Dazu erklärt Helmut Scholz, handelspolitischer Sprecher der Delegation DIE LINKE.:
„Mit dieser Entscheidung haben die Abgeordneten sowohl EU-Kommission als auch die Handels- und Wirtschaftsminister bzw. Außenminister der 28 Mitgliedstaaten am Vorabend Ihrer für heute vorgesehenen ordentlichen Ratstagung nachdrücklich aufgefordert, die seit Jahren überfällige Modernisierung von Handelsschutzinstrumenten endlich in Angriff zu nehmen. Im Kontext der Debatten um den sogenannten Marktwirtschaftsstatus sendet das Europäische Parlament mit seiner Haltung eine klare Botschaft an die EU-Kommission und den Rat der Mitgliedstaaten, die sich auf zwei Forderungen zusammenfassen lässt.“
Der Europaabgeordnete führt aus: „Erstens und besonders wichtig ist die Forderung an die EU-Kommission, endlich klare Vorschläge für die künftige Ausgestaltung der handelspolitischen und wirtschaftlichen Zusammenarbeit zwischen der EU und China auf den Tisch zu legen. Nach Ende der 15-jährigen Übergangszeit seit dem Beitritt Chinas zur Welthandelsorganisation (WTO) am 11. Dezember 2016 und der dieser Regelung zu Grunde liegenden unterschiedlichen Auffassungen zu marktwirtschaftlichen Strukturen, ist eine belastbare Antwort auf die offene Frage vorzulegen, wie mit dem Marktwirtschaftsstatus (MWS) von China aus Sicht der EU umzugehen ist.

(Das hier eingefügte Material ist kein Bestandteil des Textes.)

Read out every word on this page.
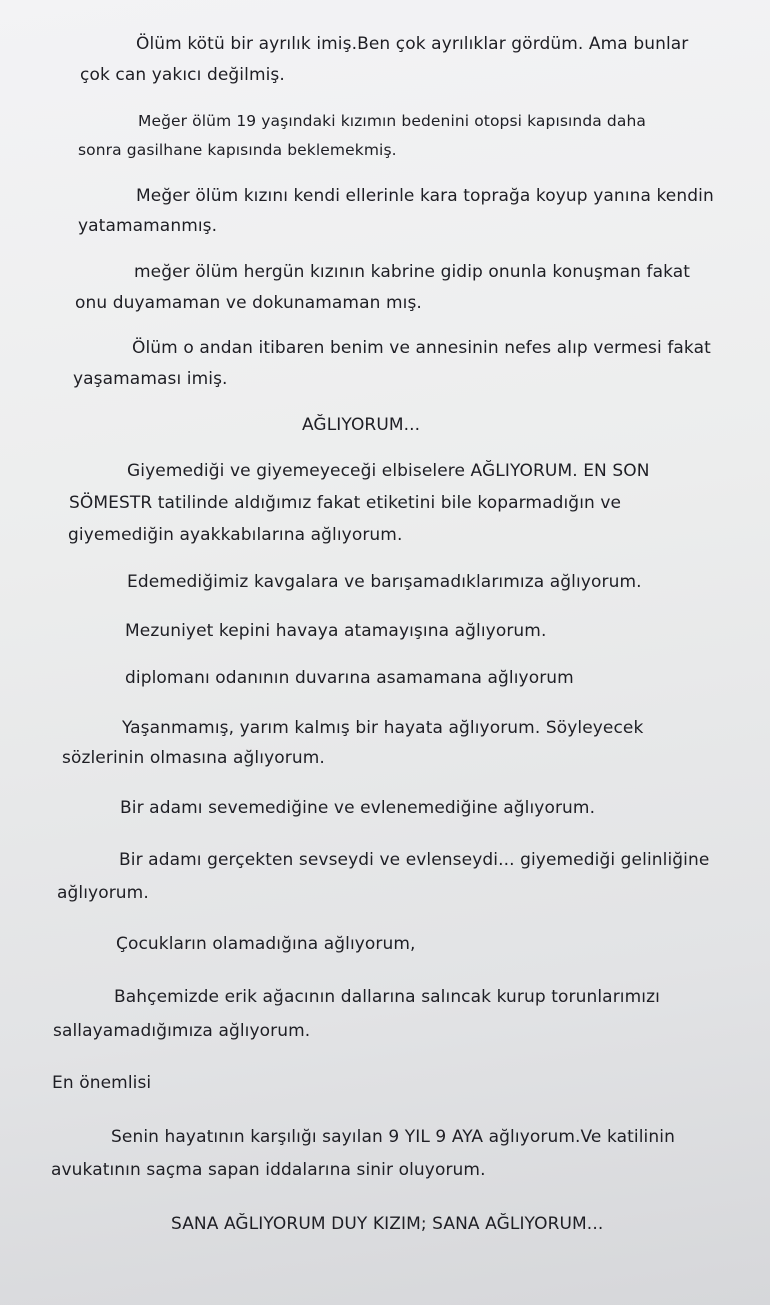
Ölüm kötü bir ayrılık imiş.Ben çok ayrılıklar gördüm. Ama bunlar
çok can yakıcı değilmiş.
Meğer ölüm 19 yaşındaki kızımın bedenini otopsi kapısında daha
sonra gasilhane kapısında beklemekmiş.
Meğer ölüm kızını kendi ellerinle kara toprağa koyup yanına kendin
yatamamanmış.
meğer ölüm hergün kızının kabrine gidip onunla konuşman fakat
onu duyamaman ve dokunamaman mış.
Ölüm o andan itibaren benim ve annesinin nefes alıp vermesi fakat
yaşamaması imiş.
AĞLIYORUM...
Giyemediği ve giyemeyeceği elbiselere AĞLIYORUM. EN SON
SÖMESTR tatilinde aldığımız fakat etiketini bile koparmadığın ve
giyemediğin ayakkabılarına ağlıyorum.
Edemediğimiz kavgalara ve barışamadıklarımıza ağlıyorum.
Mezuniyet kepini havaya atamayışına ağlıyorum.
diplomanı odanının duvarına asamamana ağlıyorum
Yaşanmamış, yarım kalmış bir hayata ağlıyorum. Söyleyecek
sözlerinin olmasına ağlıyorum.
Bir adamı sevemediğine ve evlenemediğine ağlıyorum.
Bir adamı gerçekten sevseydi ve evlenseydi... giyemediği gelinliğine
ağlıyorum.
Çocukların olamadığına ağlıyorum,
Bahçemizde erik ağacının dallarına salıncak kurup torunlarımızı
sallayamadığımıza ağlıyorum.
En önemlisi
Senin hayatının karşılığı sayılan 9 YIL 9 AYA ağlıyorum.Ve katilinin
avukatının saçma sapan iddalarına sinir oluyorum.
SANA AĞLIYORUM DUY KIZIM; SANA AĞLIYORUM...
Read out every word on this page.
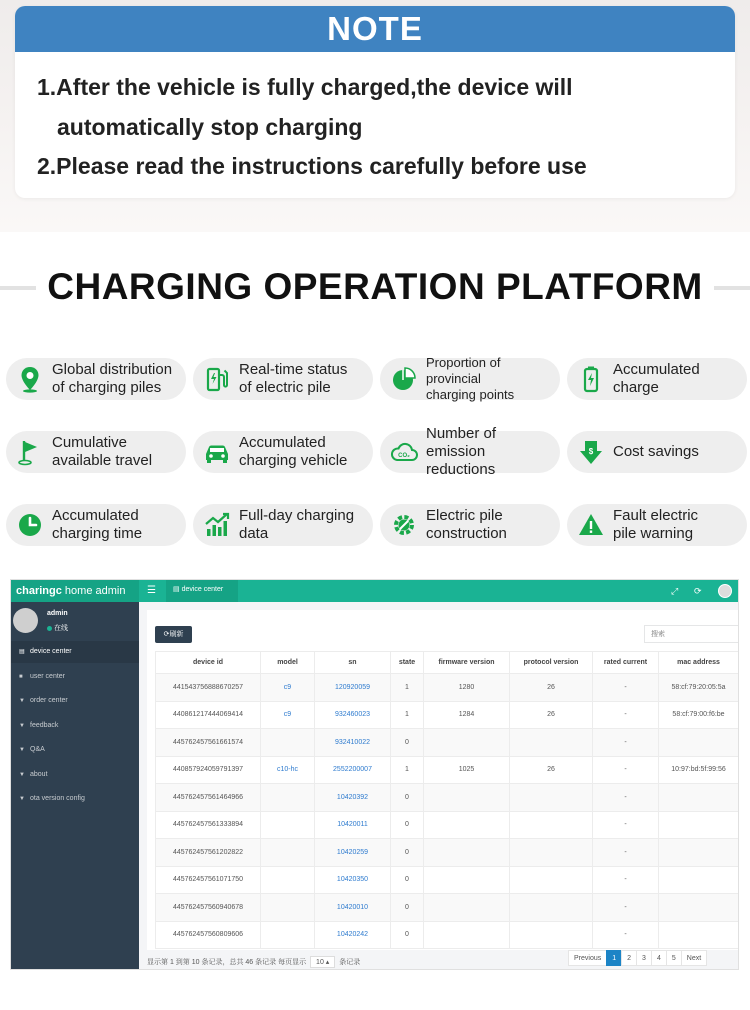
NOTE
1.After the vehicle is fully charged,the device will
automatically stop charging
2.Please read the instructions carefully before use
CHARGING OPERATION PLATFORM
Global distribution
of charging piles
Real-time status
of electric pile
Proportion of provincial
charging points
Accumulated
charge
Cumulative
available travel
Accumulated
charging vehicle	CO₂
Number of emission
reductions
$ Cost savings
Accumulated
charging time
Full-day charging
data
Electric pile
construction
Fault electric
pile warning
charingc home admin	☰	▤ device center	⤢ ⟳
admin
在线
▤ device center
■ user center
▼ order center
▼ feedback
▼ Q&A
▼ about
▼ ota version config
⟳刷新
搜索
device id	model	sn	state	firmware version	protocol version	rated current	mac address
441543756888670257	c9	120920059	1	1280	26	-	58:cf:79:20:05:5a
440861217444069414	c9	932460023	1	1284	26	-	58:cf:79:00:f6:be
445762457561661574		932410022	0			-	
440857924059791397	c10-hc	2552200007	1	1025	26	-	10:97:bd:5f:99:56
445762457561464966		10420392	0			-	
445762457561333894		10420011	0			-	
445762457561202822		10420259	0			-	
445762457561071750		10420350	0			-	
445762457560940678		10420010	0			-	
445762457560809606		10420242	0			-	
显示第 1 到第 10 条记录，总共 46 条记录 每页显示 10 ▴ 条记录
Previous	1	2	3	4	5	Next
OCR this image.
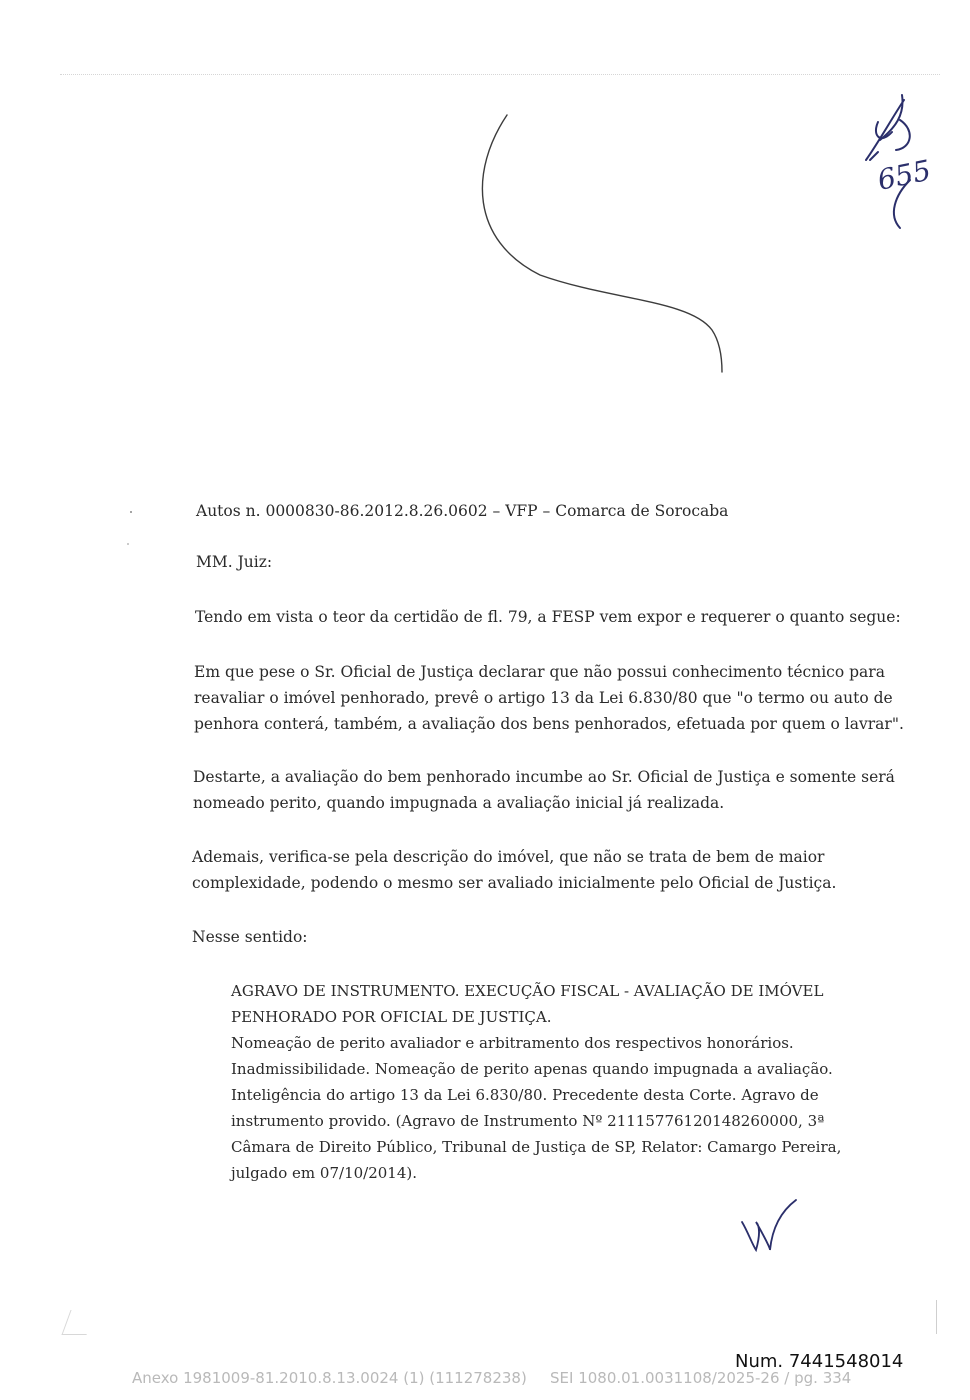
655
Autos n. 0000830-86.2012.8.26.0602 – VFP – Comarca de Sorocaba
MM. Juiz:
Tendo em vista o teor da certidão de fl. 79, a FESP vem expor e requerer o quanto segue:
Em que pese o Sr. Oficial de Justiça declarar que não possui conhecimento técnico para
reavaliar o imóvel penhorado, prevê o artigo 13 da Lei 6.830/80 que "o termo ou auto de
penhora conterá, também, a avaliação dos bens penhorados, efetuada por quem o lavrar".
Destarte, a avaliação do bem penhorado incumbe ao Sr. Oficial de Justiça e somente será
nomeado perito, quando impugnada a avaliação inicial já realizada.
Ademais, verifica-se pela descrição do imóvel, que não se trata de bem de maior
complexidade, podendo o mesmo ser avaliado inicialmente pelo Oficial de Justiça.
Nesse sentido:
AGRAVO DE INSTRUMENTO. EXECUÇÃO FISCAL - AVALIAÇÃO DE IMÓVEL
PENHORADO POR OFICIAL DE JUSTIÇA.
Nomeação de perito avaliador e arbitramento dos respectivos honorários.
Inadmissibilidade. Nomeação de perito apenas quando impugnada a avaliação.
Inteligência do artigo 13 da Lei 6.830/80. Precedente desta Corte. Agravo de
instrumento provido. (Agravo de Instrumento Nº 21115776120148260000, 3ª
Câmara de Direito Público, Tribunal de Justiça de SP, Relator: Camargo Pereira,
julgado em 07/10/2014).
Num. 7441548014
Anexo 1981009-81.2010.8.13.0024 (1) (111278238) SEI 1080.01.0031108/2025-26 / pg. 334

Die gestrige Entscheidung ist, zweitens, ein klares Signal an den Rat der Mitgliedstaaten, seine jahrelange Blockadehaltung gegenüber einer grundlegenden Modernisierung der Handelsgesetzgebung der EU einschließlich der Modernisierung von Handelsschutzinstrumenten aufzugeben. Dazu gehöre das Aufgreifen der Forderungen des Europaparlaments, gerade hinsichtlich der anstehenden Modernisierung des Handelsschutzinstrumentariums, soziale, umwelt- und entwicklungspolitische Aspekte bei der Konzipierung der Anti-Dumping Zahlungen aufzunehmen und zugleich kleinen und mittelständischen Unternehmen entsprechende Unterstützung bei der Erfüllung dieser notwendigen inhaltlichen Ausrichtung von Antidumping-Verfahren zu gewähren.
„Letztlich entscheidend aber wird sein, ob politischer Wille auf beiden Seiten vorhanden ist, die sich seit spätestens 2008/2009 mit der internationalen Wirtschafts- und Finanzkrise aufbauenden Fehlentwicklungen in industriepolitischer Hinsicht, die gewachsenen Überkapazitäten, eine nachlassende Binnennachfrage gerade in der EU durch Kürzungsmaßnahmen (Austerität), die Gefährdung von Arbeitsplätzen, den ökologischen Bedrohungen durch die Großindustrie und die Wahrung bzw. Etablierung von arbeitsrechtlichen Standards in den Fokus der gemeinsamen politischen wie wirtschaftlichen Lösungsvorschläge zu nehmen.
Ein formales Festhalten an den jeweiligen juristischen Auslegungen eines Marktwirtschaftsstatus‘ wird nicht ausreichen, und zwar sowohl auf Seiten Chinas als aber auch von Seiten der EU. Beide Seiten sollten beim bevorstehenden G20 Gipfel im Juli in Shanghai im mit dem Schwerpunkt "Stärkung des multilateralen Handelssystems" als auch dem EU-China-Gipfel diesen Fragen grundsätzlich große Aufmerksamkeit widmen. Denn angemessene Antworten auf diese globalen Erfordernisse und eine nachhaltige, faire und verträgliche Bewältigung der Herausforderungen können nur gemeinsam mit China, und mit Sicherheit nicht gegen China erreicht werden.
Der Abschluss eines Abkommens EU-China für fairen Handel und gegen Preis-, Sozial und Umweltdumping neben den Verhandlungen zum Investitionsschutz könnte ein Beitrag dafür sein. Die EU und China sollten darauf ihre Kraft richten, um einen drohenden Handelskrieg zu vermeiden “, so Helmut Scholz abschließend.